A survey comparing before and after showed that the overall customer satisfaction levels in Bexley was 55% compared to 81% in Newham and 89% in Havering.

This masked some very poor individual results with none falling less than 20% over the year, several over 30% and one down from 86% satisfaction to only 33%. Only John Husband (Labour, Lesnes Abbey) thought to ask why.

He was told that it would take time for service levels to settle down and that Bexley “being a minor player” was disadvantaged. “The river, if I am honest, doesn’t help” according to Cabinet Member Don Massey. “There is a problem of isolation.”

After carefully criticising some of the staff at oneSource, Councillor Massey said that Sean Harriss the former £188,000 p.a. Chief Executive of Lambeth Council will take over at oneSource next Tuesday, Web sources suggest he was keen to get away from “the political viper’s nest” which is Lambeth Council.

Bexley Council is continuing to closely monitor the financial problems reported by Capita and make tentative contingency plans but does not appear to believe there is a serious risk of the company failing.

Business Rates were briefly discussed and examples of some of the bigger increases were provided. Day Nurseries did particularly badly with several suffering increases of around 90%. The lowest was 20% and the average 51%.

Doctors’ surgeries didn’t do much better overall with most being close to the average increase of 45%.

The Council has discretion to relieve the worst of the increases and it has distributed 88% of the £483,000 available.

Bexley Council is late to fully participate in the new arrangements for Universal Credit and will not do so until 24th October 2018. The experience of London boroughs already in the scheme has been “a significant reduction in rent collection levels and a marked increase in the use of foodbanks”.

Rent collection problems will not affect Bexley Council as it has no social housing.

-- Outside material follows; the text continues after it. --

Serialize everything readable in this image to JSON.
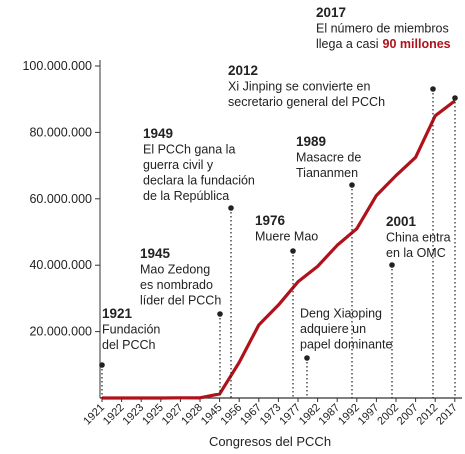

Bexleyheath Job Centre is currently dealing with 1,507 claimants not all of whom live in the borough. It was felt that the new system would react more quickly to the changing circumstances of claimants than the old which would reduce the amount clawed back following over-payment.

Just when everyone thought the meeting was over Councillor David Leaf (Conservative, Longlands) realised he had been uncharacteristically quiet and decided to make amends. What would his question be?

Err, there wasn’t one. Councillor Leaf merely wanted to express his confidence that the staff concerned would do their job well. It took him two minutes and 25 seconds with barely a pause for breath. When a pause eventually came Chairman Steven Hall quickly took the cue to draw the meeting to a close. Unfortunately he had forgotten Agenda Item 10. Fortunately no one wanted to talk about it.